- Supreme Court of the United States

Argued January 14, 2008 Decided February 20, 2008
- Full case name: Arnold M. Preston, Petitioner v. Alex E. Ferrer
- Docket no.: 06-1463
- Citations: 552 U.S. 346 (more) 128 S. Ct. 978; 169 L. Ed. 2d 917

Case history
- Prior: Ferrer v. Preston, 145 Cal.App.4th 440, 51 Cal.Rptr.3d 628 (App. 2d Dist. 2006)

Holding
- When all parties to a contract agree to arbitrate their disputes, this also covers disputes which state law requires be referred to an administrative agency.

Court membership
- Chief Justice John Roberts Associate Justices John P. Stevens · Antonin Scalia Anthony Kennedy · David Souter Clarence Thomas · Ruth Bader Ginsburg Stephen Breyer · Samuel Alito

Case opinions
- Majority: Ginsburg, joined by Roberts, Stevens, Scalia, Kennedy, Souter, Breyer, Alito
- Dissent: Thomas

Laws applied
- Federal Arbitration Act

= Preston v. Ferrer =

Preston v. Ferrer, 552 U.S. 346 (2008), was a United States Supreme Court case in which the Court held, 8–1, that the Federal Arbitration Act (FAA) overrules state laws declaring that certain disputes must be resolved by a state administrative agency.

== Background ==
Alex Ferrer, who plays Judge Alex in a syndicated American courtroom television show, was notified of a demand for arbitration by Arnold Preston, a California attorney. Preston claimed Ferrer owed him fees under a "personal management" contract; in the contract, they had agreed to arbitrate disputes rather than bring them to court. Ferrer then petitioned the California Labor Commissioner, claiming the contract was invalid and unenforceable under California law, as Preston had allegedly acted as a talent agent without a license. Preston argued that he was not acting as a talent agent, and that an arbitrator, not a court, should decide whether this was the case.

== Supreme Court ==
Oral arguments were heard on January 14, 2008. Joseph D. Schleimer argued on behalf of the petitioner, Arnold Preston, and Eric Brunstad, Jr. argued on behalf of the respondent, Alex Ferrer.

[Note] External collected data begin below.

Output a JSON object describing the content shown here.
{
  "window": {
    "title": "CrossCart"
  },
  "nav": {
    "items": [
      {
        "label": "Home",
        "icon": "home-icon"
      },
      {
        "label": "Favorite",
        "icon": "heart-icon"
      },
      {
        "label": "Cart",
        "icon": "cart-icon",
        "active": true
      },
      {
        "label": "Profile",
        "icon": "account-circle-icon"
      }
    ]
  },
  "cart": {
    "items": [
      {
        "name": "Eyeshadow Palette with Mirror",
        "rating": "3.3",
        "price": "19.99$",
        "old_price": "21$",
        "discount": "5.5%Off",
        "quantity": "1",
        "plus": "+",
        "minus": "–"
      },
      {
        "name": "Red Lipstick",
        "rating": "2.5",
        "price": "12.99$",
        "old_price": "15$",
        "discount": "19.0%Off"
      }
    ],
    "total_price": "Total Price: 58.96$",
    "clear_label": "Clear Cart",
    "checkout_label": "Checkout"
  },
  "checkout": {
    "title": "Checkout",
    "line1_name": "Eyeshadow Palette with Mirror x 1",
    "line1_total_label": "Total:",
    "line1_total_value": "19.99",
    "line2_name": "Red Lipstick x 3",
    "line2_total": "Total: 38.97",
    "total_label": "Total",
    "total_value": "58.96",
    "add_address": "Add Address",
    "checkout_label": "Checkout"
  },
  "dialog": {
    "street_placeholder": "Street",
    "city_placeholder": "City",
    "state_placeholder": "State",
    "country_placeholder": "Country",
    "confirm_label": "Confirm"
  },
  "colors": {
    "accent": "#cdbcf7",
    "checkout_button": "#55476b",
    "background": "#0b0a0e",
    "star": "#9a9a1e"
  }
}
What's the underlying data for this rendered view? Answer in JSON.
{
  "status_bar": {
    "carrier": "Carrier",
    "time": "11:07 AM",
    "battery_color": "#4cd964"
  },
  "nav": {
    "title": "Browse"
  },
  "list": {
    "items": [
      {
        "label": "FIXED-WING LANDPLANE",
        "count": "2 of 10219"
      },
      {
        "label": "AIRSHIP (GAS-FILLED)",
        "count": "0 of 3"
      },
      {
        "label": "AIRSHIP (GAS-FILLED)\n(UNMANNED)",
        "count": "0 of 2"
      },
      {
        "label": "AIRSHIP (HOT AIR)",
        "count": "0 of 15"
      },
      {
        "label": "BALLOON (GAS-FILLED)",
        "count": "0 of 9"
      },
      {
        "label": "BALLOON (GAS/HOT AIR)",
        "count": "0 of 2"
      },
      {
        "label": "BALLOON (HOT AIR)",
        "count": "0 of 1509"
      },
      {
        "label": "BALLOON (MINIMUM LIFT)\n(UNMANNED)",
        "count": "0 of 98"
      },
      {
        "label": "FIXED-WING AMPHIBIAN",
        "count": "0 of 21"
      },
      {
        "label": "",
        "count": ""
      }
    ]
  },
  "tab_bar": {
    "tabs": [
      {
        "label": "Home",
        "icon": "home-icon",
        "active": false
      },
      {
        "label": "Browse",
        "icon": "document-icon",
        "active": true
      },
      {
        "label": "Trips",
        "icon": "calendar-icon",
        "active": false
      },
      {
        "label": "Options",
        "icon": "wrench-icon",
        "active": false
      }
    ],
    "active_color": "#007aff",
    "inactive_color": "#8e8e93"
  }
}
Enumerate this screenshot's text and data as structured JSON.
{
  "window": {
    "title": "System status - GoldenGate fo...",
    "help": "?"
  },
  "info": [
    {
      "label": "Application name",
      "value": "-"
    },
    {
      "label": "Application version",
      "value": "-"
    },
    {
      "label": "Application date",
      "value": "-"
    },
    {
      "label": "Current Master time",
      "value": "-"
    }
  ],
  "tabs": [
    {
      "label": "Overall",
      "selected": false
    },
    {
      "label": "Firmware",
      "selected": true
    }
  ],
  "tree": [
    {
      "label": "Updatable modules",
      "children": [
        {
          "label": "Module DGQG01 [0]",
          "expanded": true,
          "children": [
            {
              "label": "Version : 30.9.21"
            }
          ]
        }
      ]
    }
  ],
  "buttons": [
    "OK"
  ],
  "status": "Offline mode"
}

=== Opinion of the Court ===
Citing Southland Corp. v. Keating, the Court noted that it had ruled consistently that the FAA was "a national policy favoring arbitration" when parties contract to settle disputes in that manner, and that it "foreclose[s] state legislative attempts to undercut the enforceability of arbitration agreements." Citing two other previous Supreme Court rulings, the Court also noted that challenges to the validity of an entire contract are subject to the arbitration agreed to in the contract. Ferrer's argument was "unconvincing", the Court ruled, that state law required the exhaustion of administrative remedies before arbitration would commence.

=== Dissenting opinion ===
In a 4-sentence dissent, Justice Clarence Thomas wrote, "As I have stated on many previous occasions, I believe that the Federal Arbitration Act ... does not apply to proceedings in state courts."